DANA POINT, Calif. -- The NFL is going to be ready.
Although no specific timetable has been set for the start of negotiations between the league and the NFL Players Association for a new collective bargaining agreement, commissioner Roger Goodell and club owners are formulating details and strategies that they will take into the talks during the four-day league meeting at the St. Regis Hotel.
By Wednesday, when Goodell adjourns the session, all that will be necessary is settling on a date to get started with new NFLPA executive director DeMaurice Smith, with whom the commissioner met during a getting-acquainted session last Friday.
Carucci from owners meeting
NFL.com's Vic Carucci is blogging from the NFL Annual Meeting in Dana Point, Calif., where a number of key decisions and rule changes could be made this week. **More ...**
"I think DeMaurice understands that we'll be prepared coming out of this meeting and ready to go when he is," Goodell said.
Goodell and the owners are mapping out their priorities going into the negotiations. The commissioner wouldn't be specific as to what they are, beyond saying, "The primary issue is we need a system that will allow the game to grow, where we can continue to invest in the game."
"Everything is transparent and we're looking at everything," Houston Texans owner Bob McNair said.
Still, it's clear that these are among the leading topics being covered here in preparation for the talks to put a new CBA in place for the one that is due to expire after the 2010 season:
» The impact of the economic downturn on the NFL. One of the league's greatest concerns is the financial risk owners face in financing new stadiums as well as the challenges presented by declining revenue from sponsorship and licensing deals, and a potential drop in ticket sales. The league is setting out to get the players to share more of that risk.
"There's a lot of risk out there," Goodell said. "And that risk is falling on the owners. I think there's got to be a recognition of the costs that are associated with operating NFL franchises. That includes operating stadiums and building stadiums."
"It's a more capital-intensive business than it was 20 years ago," McNair said. "In addition to the debt service (from constructing new stadiums), you also have tremendous expenses in operating new stadiums. Originally, you worried about selling tickets; that was the main consideration. Now you've got to sell tickets, you've got to keep your media partners happy and you've got to have a wonderful experience for your fans in the stadium and you've got to be able to operate the stadium and be able to service a lot of debt that you didn't have to before."
» Getting a handle on rookie salaries. "There's been a lot of discussion about a rookie (salary) cap," Goodell said. The NFL's primary concern is reducing the amount of money paid to players who have yet to play a single professional down and distributing it to established veterans.
» Adding one or two games to the current 16-game regular season played over 17 weeks. The emphasis here is creating greater value by playing more games that are meaningful and less that have no meaning. If one regular-season game is added, the preseason would be reduced by a game. And if two regular-season games are added, the preseason would shrink by two games.
Goodell has had the NFL's competition committee study the matter because it figures to be a significant part of the CBA talks. For the most part, committee members see potential problems in having enough healthy players available for the additional regular-season games. There also is a school of thought that, although there might be fewer meaningless games in the summer, there actually could actually be more meaningless games at the end of the year with the greater possibility of teams having already secured playoff berths with two or more games left on the schedule.

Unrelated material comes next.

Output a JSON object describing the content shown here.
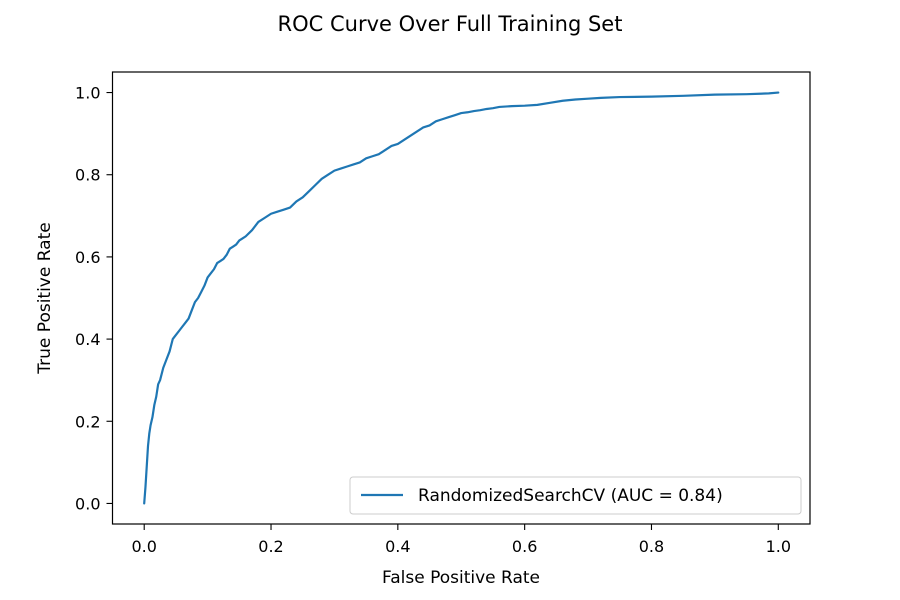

Nevertheless, the league sees greater potential to grow its product if, over the course of 20 weeks, there are more games that count.
Goodell describes Smith, who was elected to replace the late Gene Upshaw, as an "impressive guy" and looks forward to working with him.

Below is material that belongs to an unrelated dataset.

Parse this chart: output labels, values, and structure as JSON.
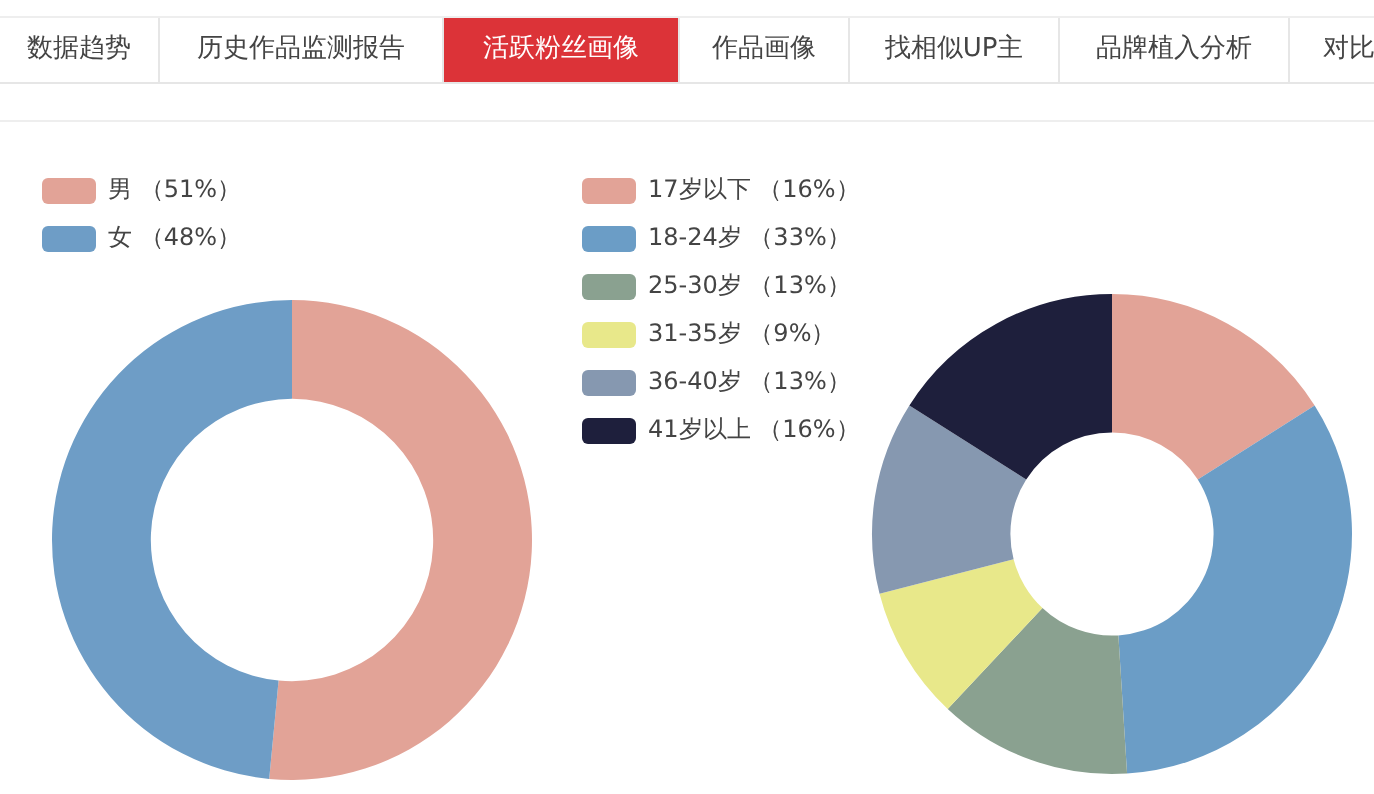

If a new CBA isn't settled by March of 2010, the NFL's salary cap will disappear. The timetable was mostly designed to provide the league incentive to complete a deal by then in order to maintain the cap and avoid the potential of the unbalanced spending on salaries that exists in Major League Baseball.
However, as Goodell points out, if no CBA is settled by the deadline, players would not become unrestricted free agents until after six seasons, two years longer than the current system, and would also see a major decline in benefits.

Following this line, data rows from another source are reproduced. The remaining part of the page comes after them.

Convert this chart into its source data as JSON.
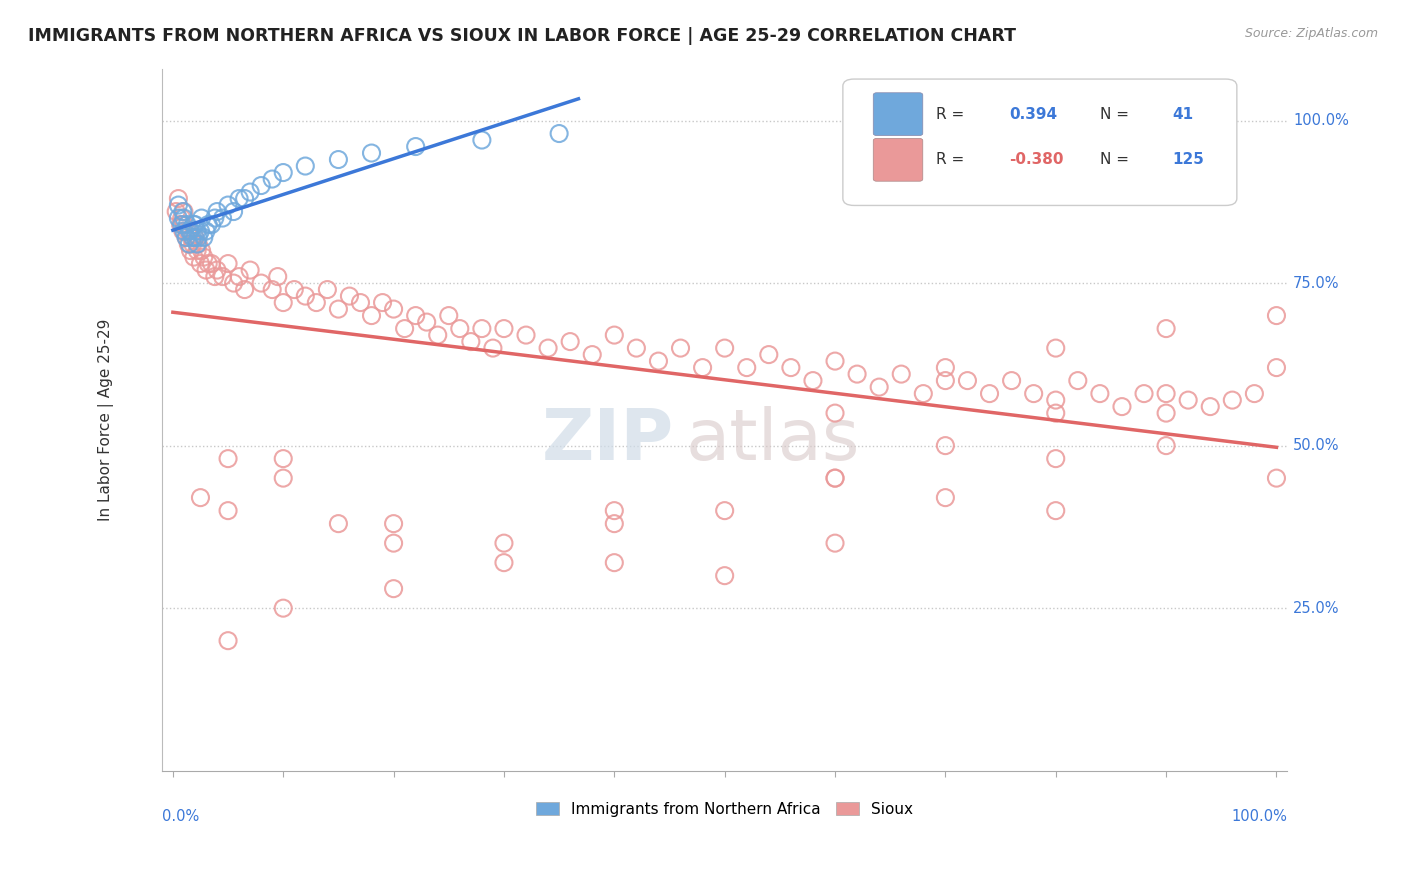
{
  "title": "IMMIGRANTS FROM NORTHERN AFRICA VS SIOUX IN LABOR FORCE | AGE 25-29 CORRELATION CHART",
  "source": "Source: ZipAtlas.com",
  "ylabel": "In Labor Force | Age 25-29",
  "ytick_labels": [
    "25.0%",
    "50.0%",
    "75.0%",
    "100.0%"
  ],
  "ytick_values": [
    0.25,
    0.5,
    0.75,
    1.0
  ],
  "blue_color": "#6fa8dc",
  "pink_color": "#ea9999",
  "blue_line_color": "#3c78d8",
  "pink_line_color": "#e06666",
  "blue_r": "0.394",
  "blue_n": "41",
  "pink_r": "-0.380",
  "pink_n": "125",
  "watermark_zip": "ZIP",
  "watermark_atlas": "atlas",
  "blue_points_x": [
    0.005,
    0.005,
    0.008,
    0.009,
    0.01,
    0.01,
    0.012,
    0.013,
    0.015,
    0.015,
    0.016,
    0.018,
    0.019,
    0.02,
    0.02,
    0.022,
    0.022,
    0.023,
    0.025,
    0.026,
    0.028,
    0.03,
    0.032,
    0.035,
    0.038,
    0.04,
    0.045,
    0.05,
    0.055,
    0.06,
    0.065,
    0.07,
    0.08,
    0.09,
    0.1,
    0.12,
    0.15,
    0.18,
    0.22,
    0.28,
    0.35
  ],
  "blue_points_y": [
    0.87,
    0.85,
    0.84,
    0.86,
    0.83,
    0.85,
    0.82,
    0.84,
    0.81,
    0.83,
    0.83,
    0.82,
    0.84,
    0.82,
    0.84,
    0.81,
    0.83,
    0.82,
    0.83,
    0.85,
    0.82,
    0.83,
    0.84,
    0.84,
    0.85,
    0.86,
    0.85,
    0.87,
    0.86,
    0.88,
    0.88,
    0.89,
    0.9,
    0.91,
    0.92,
    0.93,
    0.94,
    0.95,
    0.96,
    0.97,
    0.98
  ],
  "pink_points_x": [
    0.003,
    0.005,
    0.007,
    0.008,
    0.009,
    0.01,
    0.01,
    0.012,
    0.013,
    0.014,
    0.015,
    0.016,
    0.017,
    0.018,
    0.019,
    0.02,
    0.022,
    0.023,
    0.025,
    0.026,
    0.028,
    0.03,
    0.032,
    0.035,
    0.038,
    0.04,
    0.045,
    0.05,
    0.055,
    0.06,
    0.065,
    0.07,
    0.08,
    0.09,
    0.095,
    0.1,
    0.11,
    0.12,
    0.13,
    0.14,
    0.15,
    0.16,
    0.17,
    0.18,
    0.19,
    0.2,
    0.21,
    0.22,
    0.23,
    0.24,
    0.25,
    0.26,
    0.27,
    0.28,
    0.29,
    0.3,
    0.32,
    0.34,
    0.36,
    0.38,
    0.4,
    0.42,
    0.44,
    0.46,
    0.48,
    0.5,
    0.52,
    0.54,
    0.56,
    0.58,
    0.6,
    0.62,
    0.64,
    0.66,
    0.68,
    0.7,
    0.72,
    0.74,
    0.76,
    0.78,
    0.8,
    0.82,
    0.84,
    0.86,
    0.88,
    0.9,
    0.92,
    0.94,
    0.96,
    0.98,
    1.0,
    0.025,
    0.05,
    0.1,
    0.15,
    0.2,
    0.3,
    0.4,
    0.5,
    0.6,
    0.7,
    0.8,
    0.9,
    0.05,
    0.1,
    0.2,
    0.3,
    0.4,
    0.5,
    0.6,
    0.7,
    0.8,
    0.9,
    0.6,
    0.7,
    0.8,
    0.9,
    1.0,
    0.05,
    0.1,
    0.2,
    0.4,
    0.6,
    0.8,
    1.0
  ],
  "pink_points_y": [
    0.86,
    0.88,
    0.84,
    0.85,
    0.83,
    0.84,
    0.86,
    0.82,
    0.83,
    0.81,
    0.83,
    0.8,
    0.82,
    0.81,
    0.79,
    0.82,
    0.8,
    0.81,
    0.78,
    0.8,
    0.79,
    0.77,
    0.78,
    0.78,
    0.76,
    0.77,
    0.76,
    0.78,
    0.75,
    0.76,
    0.74,
    0.77,
    0.75,
    0.74,
    0.76,
    0.72,
    0.74,
    0.73,
    0.72,
    0.74,
    0.71,
    0.73,
    0.72,
    0.7,
    0.72,
    0.71,
    0.68,
    0.7,
    0.69,
    0.67,
    0.7,
    0.68,
    0.66,
    0.68,
    0.65,
    0.68,
    0.67,
    0.65,
    0.66,
    0.64,
    0.67,
    0.65,
    0.63,
    0.65,
    0.62,
    0.65,
    0.62,
    0.64,
    0.62,
    0.6,
    0.63,
    0.61,
    0.59,
    0.61,
    0.58,
    0.62,
    0.6,
    0.58,
    0.6,
    0.58,
    0.57,
    0.6,
    0.58,
    0.56,
    0.58,
    0.55,
    0.57,
    0.56,
    0.57,
    0.58,
    0.62,
    0.42,
    0.48,
    0.45,
    0.38,
    0.35,
    0.32,
    0.4,
    0.3,
    0.45,
    0.42,
    0.48,
    0.5,
    0.4,
    0.48,
    0.38,
    0.35,
    0.38,
    0.4,
    0.45,
    0.5,
    0.55,
    0.58,
    0.55,
    0.6,
    0.65,
    0.68,
    0.7,
    0.2,
    0.25,
    0.28,
    0.32,
    0.35,
    0.4,
    0.45
  ]
}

"We're going to go into this negotiation trying to effectuate change that we think will be good for the NFL long term and the players," Goodell said. "I can't tell you the end of the story yet, because I really don't know. But we're going to go in and make sure that they understand the priorities for the ownership and we will obviously understand what issues the players have and we'll negotiate and hopefully come out with a resolution that'll be good for everybody."